Biguine

Eka Abassi

Au commencement du monde, tomba au pied d’un volcan une flûte. Le vent s’en amusa et c’est ainsi que fut créée une femme belle comme le jour. Elle alla au marché pour s’acheter un mari. Mais à mesure qu’elle descendait, s’approchait de la ville ses pas devenaient plus lourds et son cœur battait fort. Il battait si fort, qu’elle n’eut pas le courage d’entrer dans la ville et retourna dans sa montagne se marier au volcan. Elle eut 7 filles qui toutes dansèrent aux sons des tambours, sans se soucier des lumières de la ville qu’elles pouvaient voir du haut de leur montagne volcan.

La dernière des filles pourtant fut tentée, elle de descendre trouver son destin. Elle s’appelait O. Une nuit elle s’enfuit en ne laissant comme adieu qu’une chanson qu’elle murmura en rêve à sa mère et à ses sœurs. Le chemin vers la ville fut bien périlleux, mais O brava la nuit, le bruit des bêtes et surtout les battements sourds de son cœur pour arriver au marché. Là, le jour se levait. Les habitants commençaient à animer la ville. Les étals se remplissaient, marchands et marchandes ventaient ce qu’ils avaient à vendre. Mais O ne savait pas les mots de la ville, elle restait muette et apeurée. Bientôt les marchandes jalouses lui jetèrent le mauvais œil, les enfants se moquèrent d’elle. Elle n’avait rien à donner ni pour manger ni pour boire. Elle erra longtemps dans la ville. La nuit tomba. Elle avait faim, elle avait soif. Soudain elle entendit une musique. Un bal se donnait dans une grande maison pleine de lumière et de cristal. Elle s’approcha, et écouta. La musique était belle. Les femmes dansaient dans de belles robes blanches et soyeuses. Emportée par la musique O chanta la chanson qu’elle avait murmuré en rêve à sa mère et à ses sœurs. Sa voix mélodieuse bientôt fit taire, les clarinettes, les violons, le piano. Un grand silence s’installa pour accueillir son chant. Un verre se brisa et rompit le charme. O fût chassée par les domestiques et s’enfuit dans la nuit.

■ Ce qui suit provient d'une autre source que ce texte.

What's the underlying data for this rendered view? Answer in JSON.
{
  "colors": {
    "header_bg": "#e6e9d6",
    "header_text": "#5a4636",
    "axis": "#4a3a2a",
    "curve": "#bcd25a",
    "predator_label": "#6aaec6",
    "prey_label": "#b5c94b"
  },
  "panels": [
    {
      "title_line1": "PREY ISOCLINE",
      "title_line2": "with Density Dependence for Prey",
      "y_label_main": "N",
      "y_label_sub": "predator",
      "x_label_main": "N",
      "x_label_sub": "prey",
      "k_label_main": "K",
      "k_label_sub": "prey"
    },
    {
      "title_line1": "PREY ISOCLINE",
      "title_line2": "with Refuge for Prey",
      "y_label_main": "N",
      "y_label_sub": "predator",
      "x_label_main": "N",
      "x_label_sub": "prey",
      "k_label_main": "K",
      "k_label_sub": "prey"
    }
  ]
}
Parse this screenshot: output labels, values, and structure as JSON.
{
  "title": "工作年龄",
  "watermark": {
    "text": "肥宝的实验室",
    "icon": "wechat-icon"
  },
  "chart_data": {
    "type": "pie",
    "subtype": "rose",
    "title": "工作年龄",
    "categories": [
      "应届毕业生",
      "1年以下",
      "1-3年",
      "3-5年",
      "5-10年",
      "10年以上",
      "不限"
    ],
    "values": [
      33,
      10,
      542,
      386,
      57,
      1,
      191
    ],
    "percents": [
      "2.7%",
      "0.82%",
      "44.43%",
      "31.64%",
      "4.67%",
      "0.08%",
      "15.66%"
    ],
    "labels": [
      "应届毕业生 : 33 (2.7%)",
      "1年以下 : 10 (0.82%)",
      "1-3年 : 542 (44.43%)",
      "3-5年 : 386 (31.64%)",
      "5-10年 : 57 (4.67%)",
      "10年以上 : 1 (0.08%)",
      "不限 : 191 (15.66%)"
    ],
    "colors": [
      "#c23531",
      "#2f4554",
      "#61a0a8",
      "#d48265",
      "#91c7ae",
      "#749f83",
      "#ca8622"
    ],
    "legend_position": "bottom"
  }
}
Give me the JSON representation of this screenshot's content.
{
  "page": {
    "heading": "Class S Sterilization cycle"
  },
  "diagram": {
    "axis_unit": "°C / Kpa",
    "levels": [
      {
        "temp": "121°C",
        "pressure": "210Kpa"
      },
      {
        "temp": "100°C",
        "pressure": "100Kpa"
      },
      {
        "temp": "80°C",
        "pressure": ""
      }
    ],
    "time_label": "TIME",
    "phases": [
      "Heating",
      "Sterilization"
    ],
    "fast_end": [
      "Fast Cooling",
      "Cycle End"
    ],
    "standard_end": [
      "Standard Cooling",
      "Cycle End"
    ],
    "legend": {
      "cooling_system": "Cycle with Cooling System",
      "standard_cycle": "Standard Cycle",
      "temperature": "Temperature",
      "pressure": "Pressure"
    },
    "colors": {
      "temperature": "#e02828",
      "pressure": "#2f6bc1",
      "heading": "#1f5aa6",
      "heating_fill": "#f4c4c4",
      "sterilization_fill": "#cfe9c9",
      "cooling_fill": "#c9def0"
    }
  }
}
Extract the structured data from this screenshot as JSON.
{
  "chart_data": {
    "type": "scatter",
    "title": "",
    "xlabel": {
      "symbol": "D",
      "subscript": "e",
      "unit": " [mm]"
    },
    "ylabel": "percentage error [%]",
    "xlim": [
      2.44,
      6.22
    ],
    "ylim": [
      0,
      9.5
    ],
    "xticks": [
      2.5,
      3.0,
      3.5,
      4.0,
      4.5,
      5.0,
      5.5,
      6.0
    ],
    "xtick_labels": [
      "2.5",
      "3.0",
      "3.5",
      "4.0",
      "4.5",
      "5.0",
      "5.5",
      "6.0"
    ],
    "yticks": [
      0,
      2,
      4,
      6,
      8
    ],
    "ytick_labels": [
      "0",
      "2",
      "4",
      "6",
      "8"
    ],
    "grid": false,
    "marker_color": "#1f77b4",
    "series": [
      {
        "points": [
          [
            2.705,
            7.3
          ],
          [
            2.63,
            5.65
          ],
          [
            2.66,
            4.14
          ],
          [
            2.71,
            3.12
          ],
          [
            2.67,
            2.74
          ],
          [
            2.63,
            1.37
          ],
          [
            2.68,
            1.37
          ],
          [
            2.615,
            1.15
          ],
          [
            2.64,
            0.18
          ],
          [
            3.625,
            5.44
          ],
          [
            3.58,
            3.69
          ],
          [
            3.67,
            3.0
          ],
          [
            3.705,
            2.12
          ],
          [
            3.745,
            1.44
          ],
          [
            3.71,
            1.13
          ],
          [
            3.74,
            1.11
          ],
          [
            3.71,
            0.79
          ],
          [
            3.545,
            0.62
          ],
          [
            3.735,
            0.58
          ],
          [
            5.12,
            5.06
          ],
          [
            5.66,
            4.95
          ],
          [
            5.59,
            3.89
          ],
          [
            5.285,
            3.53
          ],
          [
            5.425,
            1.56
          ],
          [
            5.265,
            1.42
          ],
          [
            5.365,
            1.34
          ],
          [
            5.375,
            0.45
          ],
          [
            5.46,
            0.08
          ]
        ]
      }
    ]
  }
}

Mais son chant avait séduit un joueur de clarinette. Il n’eut de cesse que de trouver cette femme au chant venu d’il ne savait où. Il alla demander au marché. Mais personne ne put ou ne voulut l’aider. Il erra à son tour en mal d’amour. Et fit la seule chose qu’il savait faire, jouer de sa clarinette. Il essaya comme il put de raconter avec la musique la rencontre et la manière dont O avait ravi son cœur. Car dans le chant de sa clarinette les sons du tambour, la chaleur du volcan rythmaient ses mélodies. Je ne sais pas qui donna comme nom à sa musique biguine. Mais ce que je sais, c’est que la chanson d’O vit dans toutes les musiques du monde, et elle raconte avec les mots du cœur que le seul don que nous n’aurons jamais c’est celui de créer avec ce que nous rencontrons sur notre chemin, notre histoire. Voilà ce qu’O avait murmuré en rêve à sa mère et à ses sœurs pour expliquer pourquoi elle se mettait en chemin et les quittait. Mais elle n’avait rien dit à son père le volcan, et on raconte aussi que c’est pourquoi fou de chagrin et de colère il détruisit la ville de Saint Pierre et recouvrit toutes ses lumières de poussière parce que cette ville étourdit de chant et de musique lui avait ravit sa fille, que nul ne revit jamais. Ecoutez toutes les musiques du monde et vous entendrez son histoire, l’histoire d’O la fille du volcan et d’une femme née du jeu du vent dans une flûte au commencement des cieux et de la terre.